The Eidos Life President claimed that the potential for games in education is often disregarded or misunderstood by media and government, which instead blame games for society's ills.
"When you're playing a game you're solving puzzles and problems, you're learning about choice and consequence, you're learning about technology," Livingstone said. "Games can be a learning tool to teach mathematics. Games can be used as a training tool for pilots, for the armed forces, for surgeons. Games technology is all pervasive."
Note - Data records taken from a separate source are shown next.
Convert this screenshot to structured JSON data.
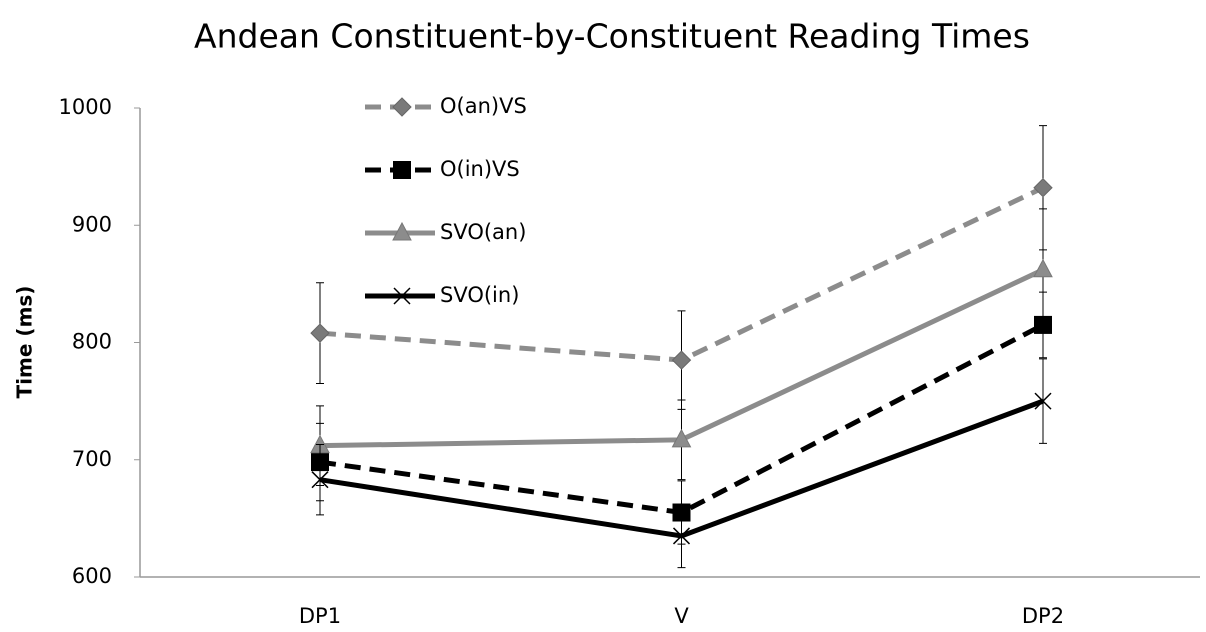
{
  "chart_data": {
    "type": "line",
    "title": "Andean Constituent-by-Constituent Reading Times",
    "y_label": "Time (ms)",
    "categories": [
      "DP1",
      "V",
      "DP2"
    ],
    "ylim": [
      600,
      1000
    ],
    "yticks": [
      600,
      700,
      800,
      900,
      1000
    ],
    "grid": false,
    "legend": "top-left",
    "series": [
      {
        "name": "O(an)VS",
        "color": "#8c8c8c",
        "dashed": true,
        "marker": "diamond",
        "values": [
          808,
          785,
          932
        ],
        "errors": [
          43,
          42,
          53
        ]
      },
      {
        "name": "O(in)VS",
        "color": "#000000",
        "dashed": true,
        "marker": "square",
        "values": [
          698,
          655,
          815
        ],
        "errors": [
          33,
          27,
          28
        ]
      },
      {
        "name": "SVO(an)",
        "color": "#8c8c8c",
        "dashed": false,
        "marker": "triangle",
        "values": [
          712,
          717,
          862
        ],
        "errors": [
          34,
          34,
          52
        ]
      },
      {
        "name": "SVO(in)",
        "color": "#000000",
        "dashed": false,
        "marker": "x",
        "values": [
          683,
          635,
          750
        ],
        "errors": [
          30,
          27,
          36
        ]
      }
    ]
  }
}
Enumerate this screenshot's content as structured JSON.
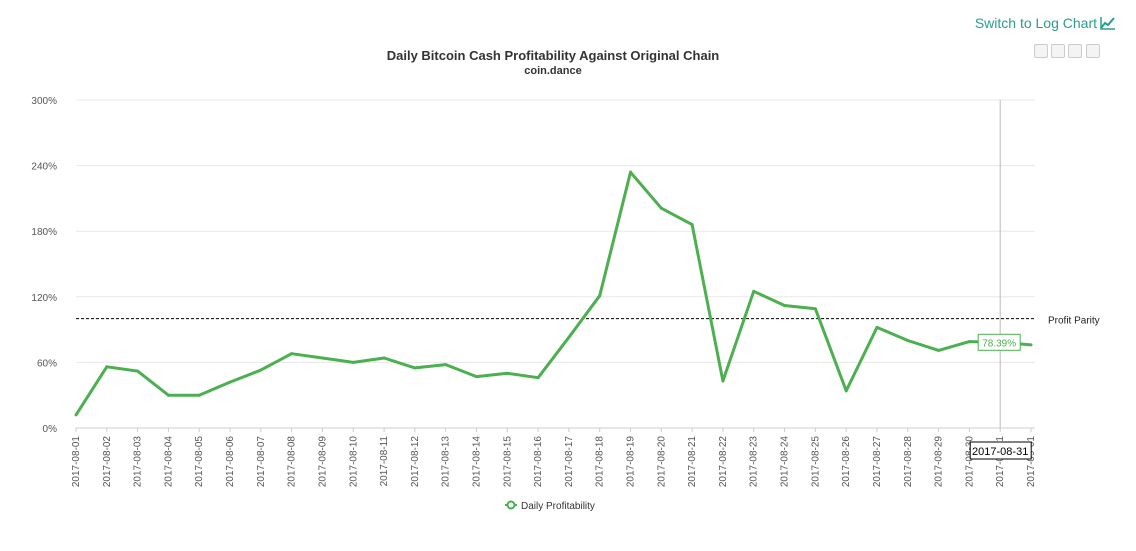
{
  "header": {
    "log_link_label": "Switch to Log Chart"
  },
  "toolbox": {
    "icons": [
      "zoom-icon",
      "reset-zoom-icon",
      "data-view-icon",
      "menu-icon"
    ]
  },
  "colors": {
    "series": "#4caf50",
    "parity_line": "#000000",
    "crosshair": "#bbbbbb",
    "link": "#2a9d8f"
  },
  "chart_data": {
    "type": "line",
    "title": "Daily Bitcoin Cash Profitability Against Original Chain",
    "subtitle": "coin.dance",
    "xlabel": "",
    "ylabel": "",
    "y_unit": "%",
    "ylim": [
      0,
      300
    ],
    "y_ticks": [
      0,
      60,
      120,
      180,
      240,
      300
    ],
    "y_tick_labels": [
      "0%",
      "60%",
      "120%",
      "180%",
      "240%",
      "300%"
    ],
    "grid": true,
    "legend_position": "bottom-center",
    "categories": [
      "2017-08-01",
      "2017-08-02",
      "2017-08-03",
      "2017-08-04",
      "2017-08-05",
      "2017-08-06",
      "2017-08-07",
      "2017-08-08",
      "2017-08-09",
      "2017-08-10",
      "2017-08-11",
      "2017-08-12",
      "2017-08-13",
      "2017-08-14",
      "2017-08-15",
      "2017-08-16",
      "2017-08-17",
      "2017-08-18",
      "2017-08-19",
      "2017-08-20",
      "2017-08-21",
      "2017-08-22",
      "2017-08-23",
      "2017-08-24",
      "2017-08-25",
      "2017-08-26",
      "2017-08-27",
      "2017-08-28",
      "2017-08-29",
      "2017-08-30",
      "2017-08-31",
      "2017-09-01"
    ],
    "series": [
      {
        "name": "Daily Profitability",
        "values": [
          12,
          56,
          52,
          30,
          30,
          42,
          53,
          68,
          64,
          60,
          64,
          55,
          58,
          47,
          50,
          46,
          83,
          121,
          234,
          201,
          186,
          43,
          125,
          112,
          109,
          34,
          92,
          80,
          71,
          79,
          78.39,
          76
        ]
      }
    ],
    "reference_line": {
      "label": "Profit Parity",
      "value": 100
    },
    "highlight": {
      "category": "2017-08-31",
      "value_label": "78.39%"
    }
  }
}
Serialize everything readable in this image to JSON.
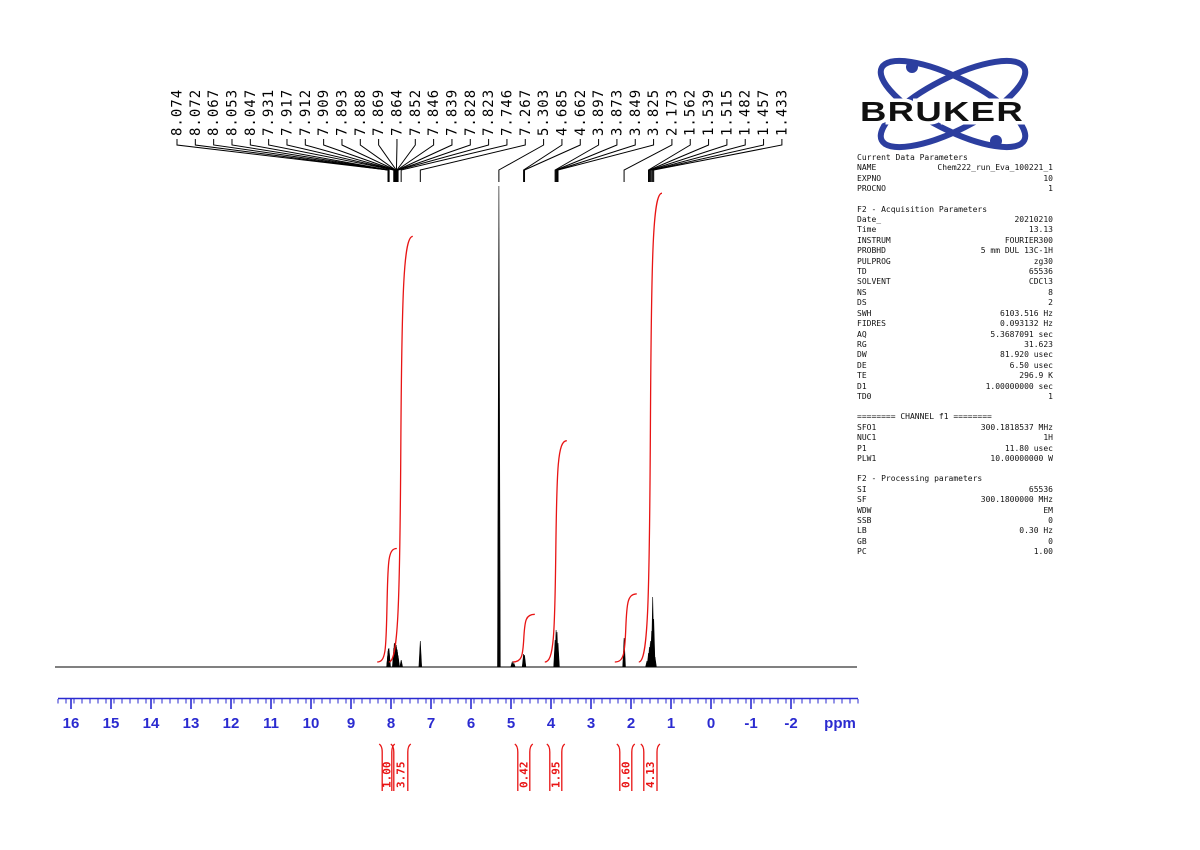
{
  "logo": {
    "text": "BRUKER"
  },
  "colors": {
    "axis_blue": "#2b2bd0",
    "integral_red": "#e81414",
    "peak_black": "#000000",
    "logo_blue": "#2c3e9f",
    "logo_text": "#101010"
  },
  "chart_data": {
    "type": "line",
    "title": "1H NMR spectrum",
    "xlabel": "ppm",
    "x_axis": {
      "min": -2,
      "max": 16,
      "direction": "reversed",
      "major_ticks": [
        16,
        15,
        14,
        13,
        12,
        11,
        10,
        9,
        8,
        7,
        6,
        5,
        4,
        3,
        2,
        1,
        0,
        -1,
        -2
      ]
    },
    "peak_labels": [
      "8.074",
      "8.072",
      "8.067",
      "8.053",
      "8.047",
      "7.931",
      "7.917",
      "7.912",
      "7.909",
      "7.893",
      "7.888",
      "7.869",
      "7.864",
      "7.852",
      "7.846",
      "7.839",
      "7.828",
      "7.823",
      "7.746",
      "7.267",
      "5.303",
      "4.685",
      "4.662",
      "3.897",
      "3.873",
      "3.849",
      "3.825",
      "2.173",
      "1.562",
      "1.539",
      "1.515",
      "1.482",
      "1.457",
      "1.433"
    ],
    "peaks": [
      [
        8.074,
        14
      ],
      [
        8.072,
        16
      ],
      [
        8.067,
        18
      ],
      [
        8.053,
        19
      ],
      [
        8.047,
        16
      ],
      [
        7.931,
        19
      ],
      [
        7.917,
        24
      ],
      [
        7.912,
        22
      ],
      [
        7.909,
        23
      ],
      [
        7.893,
        25
      ],
      [
        7.888,
        24
      ],
      [
        7.869,
        22
      ],
      [
        7.864,
        20
      ],
      [
        7.852,
        18
      ],
      [
        7.846,
        17
      ],
      [
        7.839,
        15
      ],
      [
        7.828,
        12
      ],
      [
        7.823,
        11
      ],
      [
        7.746,
        7
      ],
      [
        7.267,
        26
      ],
      [
        5.303,
        481
      ],
      [
        4.97,
        5
      ],
      [
        4.93,
        4
      ],
      [
        4.685,
        13
      ],
      [
        4.662,
        12
      ],
      [
        3.897,
        27
      ],
      [
        3.873,
        37
      ],
      [
        3.849,
        35
      ],
      [
        3.825,
        24
      ],
      [
        2.173,
        29
      ],
      [
        1.562,
        14
      ],
      [
        1.539,
        20
      ],
      [
        1.515,
        26
      ],
      [
        1.482,
        36
      ],
      [
        1.457,
        70
      ],
      [
        1.433,
        48
      ],
      [
        1.6,
        6
      ],
      [
        1.4,
        10
      ]
    ],
    "integrals": [
      {
        "label": "1.00",
        "value": 1.0,
        "from": 8.22,
        "to": 7.98
      },
      {
        "label": "3.75",
        "value": 3.75,
        "from": 7.93,
        "to": 7.58
      },
      {
        "label": "0.42",
        "value": 0.42,
        "from": 4.83,
        "to": 4.53
      },
      {
        "label": "1.95",
        "value": 1.95,
        "from": 4.03,
        "to": 3.73
      },
      {
        "label": "0.60",
        "value": 0.6,
        "from": 2.28,
        "to": 1.98
      },
      {
        "label": "4.13",
        "value": 4.13,
        "from": 1.68,
        "to": 1.35
      }
    ]
  },
  "parameters": {
    "sections": [
      {
        "header": "Current Data Parameters",
        "rows": [
          [
            "NAME",
            "Chem222_run_Eva_100221_1"
          ],
          [
            "EXPNO",
            "10"
          ],
          [
            "PROCNO",
            "1"
          ]
        ]
      },
      {
        "header": "F2 - Acquisition Parameters",
        "rows": [
          [
            "Date_",
            "20210210"
          ],
          [
            "Time",
            "13.13"
          ],
          [
            "INSTRUM",
            "FOURIER300"
          ],
          [
            "PROBHD",
            "5 mm DUL 13C-1H"
          ],
          [
            "PULPROG",
            "zg30"
          ],
          [
            "TD",
            "65536"
          ],
          [
            "SOLVENT",
            "CDCl3"
          ],
          [
            "NS",
            "8"
          ],
          [
            "DS",
            "2"
          ],
          [
            "SWH",
            "6103.516 Hz"
          ],
          [
            "FIDRES",
            "0.093132 Hz"
          ],
          [
            "AQ",
            "5.3687091 sec"
          ],
          [
            "RG",
            "31.623"
          ],
          [
            "DW",
            "81.920 usec"
          ],
          [
            "DE",
            "6.50 usec"
          ],
          [
            "TE",
            "296.9 K"
          ],
          [
            "D1",
            "1.00000000 sec"
          ],
          [
            "TD0",
            "1"
          ]
        ]
      },
      {
        "header": "======== CHANNEL f1 ========",
        "rows": [
          [
            "SFO1",
            "300.1818537 MHz"
          ],
          [
            "NUC1",
            "1H"
          ],
          [
            "P1",
            "11.80 usec"
          ],
          [
            "PLW1",
            "10.00000000 W"
          ]
        ]
      },
      {
        "header": "F2 - Processing parameters",
        "rows": [
          [
            "SI",
            "65536"
          ],
          [
            "SF",
            "300.1800000 MHz"
          ],
          [
            "WDW",
            "EM"
          ],
          [
            "SSB",
            "0"
          ],
          [
            "LB",
            "0.30 Hz"
          ],
          [
            "GB",
            "0"
          ],
          [
            "PC",
            "1.00"
          ]
        ]
      }
    ]
  }
}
As the writer of the 1980s Fighting Fantasy RPG books and co-founder of the Games Workshop chain, Livingstone has a long history with games and was received a CBE in the 2013 New Year's honours list.
No link between games and violence
Livingstone went on to provide statistics undermining a link between videogames and violence, saying: "Japan's spending is twice that of the US, per capita, on playing games - and yet its firearm death toll is 0.07 per 100,000, while in the US it's 10 per 100,000.
"That's a hundred multiple of firearm deaths in the US. Clearly it's not linked to videogames. Any time anyone tries to link something heinous to video games, there are no facts, just emotion."